Documenta2

JAVIER ESPARZA

La parrilla de La 2 se ha enriquecido con un nuevo programa: se llama Documenta2 y se emite en la medianoche del viernes. Se trata, pues, de uno de esos programas que sólo vemos cuatro: un par de espectadores ilustrados, un despistado y otro que tiene puesta la tele mientras se dedica a cosas más placenteras. Pese a ello, TVE lo ha presentado como aportación objetiva al género documental, gesto que demuestra que la cadena pública mantiene el sentido del humor. Por lo que se va viendo, las historias emitidas poseen dos rasgos esenciales: uno, son buenos productos, largos, trabajados con mimo y de buen nivel cultural; dos, son creaciones añejas, lo cual, en un medio como la televisión, esclavo de la novedad, suele equivaler a productos «envejecidos», y eso es algo que el espectador percibe inmediatamente, tanto por el aspecto físico de la grabación como por la concepción del relato, su estructura y sus recursos. De manera que uno ve este programa y le da la impresión de hallarse ante uno de esos canales temáticos donde sin parar se proyectan trabajos «de todos los tiempos»; también es posible pensar que tenemos delante los materiales que, mañana, llenarán los nuevos canales digitales de TVE.

Esta semana nos ofrecieron un largo y un tanto convencional ejercicio sobre Dalí, más precisamente, sobre Dalí y el cine, que es la historia de una frustración . La semana anterior tuvimos un retrato angustioso de Jacinto Esteva, personaje pujante de la vieja gauche divine barcelonesa, hoy prácticamente olvidado.
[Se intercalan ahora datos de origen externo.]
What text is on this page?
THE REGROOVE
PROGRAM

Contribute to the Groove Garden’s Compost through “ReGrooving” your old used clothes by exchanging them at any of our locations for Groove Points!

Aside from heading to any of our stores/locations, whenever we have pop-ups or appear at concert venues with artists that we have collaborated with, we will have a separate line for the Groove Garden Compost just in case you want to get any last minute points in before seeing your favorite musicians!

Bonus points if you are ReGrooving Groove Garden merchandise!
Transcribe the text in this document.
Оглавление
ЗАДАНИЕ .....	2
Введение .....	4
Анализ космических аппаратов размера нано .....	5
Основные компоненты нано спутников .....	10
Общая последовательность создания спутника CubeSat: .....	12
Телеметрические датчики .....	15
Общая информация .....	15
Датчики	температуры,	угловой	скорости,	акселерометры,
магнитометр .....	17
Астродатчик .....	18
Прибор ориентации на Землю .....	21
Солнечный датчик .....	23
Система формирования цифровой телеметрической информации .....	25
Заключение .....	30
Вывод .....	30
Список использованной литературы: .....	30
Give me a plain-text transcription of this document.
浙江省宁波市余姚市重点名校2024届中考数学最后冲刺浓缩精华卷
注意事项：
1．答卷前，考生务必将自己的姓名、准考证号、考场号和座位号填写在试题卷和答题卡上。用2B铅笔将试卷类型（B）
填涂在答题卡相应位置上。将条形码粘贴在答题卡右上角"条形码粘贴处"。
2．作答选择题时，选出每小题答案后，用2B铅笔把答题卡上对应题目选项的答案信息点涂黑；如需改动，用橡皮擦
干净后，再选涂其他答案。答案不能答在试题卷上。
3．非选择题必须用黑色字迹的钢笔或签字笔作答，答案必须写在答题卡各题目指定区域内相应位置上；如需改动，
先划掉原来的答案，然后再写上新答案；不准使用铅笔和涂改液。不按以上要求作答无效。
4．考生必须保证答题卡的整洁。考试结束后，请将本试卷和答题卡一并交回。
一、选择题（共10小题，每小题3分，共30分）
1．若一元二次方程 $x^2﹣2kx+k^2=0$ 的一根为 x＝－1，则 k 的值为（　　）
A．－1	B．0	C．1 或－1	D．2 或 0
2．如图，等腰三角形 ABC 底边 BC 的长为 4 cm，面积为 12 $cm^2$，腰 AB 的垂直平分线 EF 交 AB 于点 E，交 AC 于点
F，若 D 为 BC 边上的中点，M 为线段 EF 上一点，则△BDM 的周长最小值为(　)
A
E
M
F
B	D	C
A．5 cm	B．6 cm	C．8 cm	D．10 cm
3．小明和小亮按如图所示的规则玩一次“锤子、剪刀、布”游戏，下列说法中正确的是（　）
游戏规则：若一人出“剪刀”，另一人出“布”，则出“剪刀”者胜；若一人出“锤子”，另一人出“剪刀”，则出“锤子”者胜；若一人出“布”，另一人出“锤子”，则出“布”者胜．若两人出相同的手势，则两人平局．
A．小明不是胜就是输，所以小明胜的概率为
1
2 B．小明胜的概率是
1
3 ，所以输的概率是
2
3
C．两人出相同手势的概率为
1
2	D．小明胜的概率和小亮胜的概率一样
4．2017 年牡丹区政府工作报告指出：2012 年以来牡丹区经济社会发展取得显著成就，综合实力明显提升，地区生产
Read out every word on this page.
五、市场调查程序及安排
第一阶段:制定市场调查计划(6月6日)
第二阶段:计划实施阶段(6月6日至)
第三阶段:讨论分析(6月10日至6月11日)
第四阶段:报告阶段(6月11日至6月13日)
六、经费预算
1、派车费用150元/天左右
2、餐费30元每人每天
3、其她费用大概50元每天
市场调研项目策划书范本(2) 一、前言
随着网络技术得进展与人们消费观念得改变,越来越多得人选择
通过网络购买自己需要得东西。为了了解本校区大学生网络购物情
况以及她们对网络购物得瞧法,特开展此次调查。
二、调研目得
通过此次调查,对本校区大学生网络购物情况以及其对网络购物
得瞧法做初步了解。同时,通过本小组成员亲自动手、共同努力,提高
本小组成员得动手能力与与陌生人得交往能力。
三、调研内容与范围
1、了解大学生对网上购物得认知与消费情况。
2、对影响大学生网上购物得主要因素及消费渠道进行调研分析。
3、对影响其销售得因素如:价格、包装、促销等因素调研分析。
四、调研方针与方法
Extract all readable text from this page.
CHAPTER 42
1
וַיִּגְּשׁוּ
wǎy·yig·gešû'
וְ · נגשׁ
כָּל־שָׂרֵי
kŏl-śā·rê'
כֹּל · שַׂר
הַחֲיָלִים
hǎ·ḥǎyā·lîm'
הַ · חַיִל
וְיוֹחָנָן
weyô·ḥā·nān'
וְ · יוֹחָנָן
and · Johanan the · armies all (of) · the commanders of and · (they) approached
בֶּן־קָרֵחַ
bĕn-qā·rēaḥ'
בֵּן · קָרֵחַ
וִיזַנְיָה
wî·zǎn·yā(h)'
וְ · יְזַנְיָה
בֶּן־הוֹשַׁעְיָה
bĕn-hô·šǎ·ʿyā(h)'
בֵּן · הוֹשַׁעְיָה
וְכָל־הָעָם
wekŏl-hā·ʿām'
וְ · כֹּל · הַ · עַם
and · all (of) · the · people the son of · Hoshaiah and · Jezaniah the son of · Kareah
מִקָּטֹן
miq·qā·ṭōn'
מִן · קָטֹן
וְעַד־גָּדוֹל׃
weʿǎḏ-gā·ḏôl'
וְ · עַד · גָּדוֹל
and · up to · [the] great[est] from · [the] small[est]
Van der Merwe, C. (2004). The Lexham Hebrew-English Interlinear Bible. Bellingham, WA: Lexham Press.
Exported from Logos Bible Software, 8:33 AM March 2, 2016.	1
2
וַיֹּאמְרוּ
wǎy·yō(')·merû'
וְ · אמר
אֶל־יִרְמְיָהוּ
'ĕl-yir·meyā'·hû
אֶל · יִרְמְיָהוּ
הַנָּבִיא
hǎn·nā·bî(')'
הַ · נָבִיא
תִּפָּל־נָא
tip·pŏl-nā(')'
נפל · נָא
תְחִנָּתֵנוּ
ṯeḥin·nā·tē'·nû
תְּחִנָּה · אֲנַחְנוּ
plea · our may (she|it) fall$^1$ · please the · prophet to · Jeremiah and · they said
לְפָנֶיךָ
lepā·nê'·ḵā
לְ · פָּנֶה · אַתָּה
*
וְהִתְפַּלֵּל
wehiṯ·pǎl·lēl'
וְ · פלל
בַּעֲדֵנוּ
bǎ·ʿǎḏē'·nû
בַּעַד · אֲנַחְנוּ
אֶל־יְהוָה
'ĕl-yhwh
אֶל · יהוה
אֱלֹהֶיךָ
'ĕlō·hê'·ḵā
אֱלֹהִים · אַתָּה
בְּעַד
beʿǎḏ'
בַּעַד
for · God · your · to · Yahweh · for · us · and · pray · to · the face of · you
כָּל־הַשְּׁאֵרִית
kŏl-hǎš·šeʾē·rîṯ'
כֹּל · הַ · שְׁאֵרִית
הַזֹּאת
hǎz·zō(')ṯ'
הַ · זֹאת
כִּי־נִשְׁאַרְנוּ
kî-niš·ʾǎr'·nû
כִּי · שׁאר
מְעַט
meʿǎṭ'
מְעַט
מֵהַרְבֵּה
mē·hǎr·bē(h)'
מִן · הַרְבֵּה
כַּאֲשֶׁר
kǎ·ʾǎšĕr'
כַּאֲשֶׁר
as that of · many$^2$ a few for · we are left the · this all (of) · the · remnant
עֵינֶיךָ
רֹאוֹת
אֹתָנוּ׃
Aún antes vimos un documental de Montxo Armendáriz sobre un concierto de Luis Pastor, o sea el pleistoceno televisivo. Consigno la oferta por lo menudo para mostrar una imagen lo más fidedigna posible de este programa: es lo que cualquier programador de una cadena privada llamaría «un pestiño». Evidentemente, no es nuestra opinión. Ahora bien, no deja de sorprender que la aportación más enjundiosa de TVE al género documental sea esta suerte de «operación rescate» de productos más propios de un canal de retrospectivas históricas. Si a eso añadimos la rápida evolución de los documentales, Documenta2 nos parecerá, trasnochado. Ahora mismo, los documentales de la pantalla se dividen en dos: los que nos llegan de fuera, excelentes en novedosos recursos, y los de TVE, que son la edad media del género. Los viejos productos tienen su sitio, pero es triste que TVE haya renunciado a crear productos nuevos.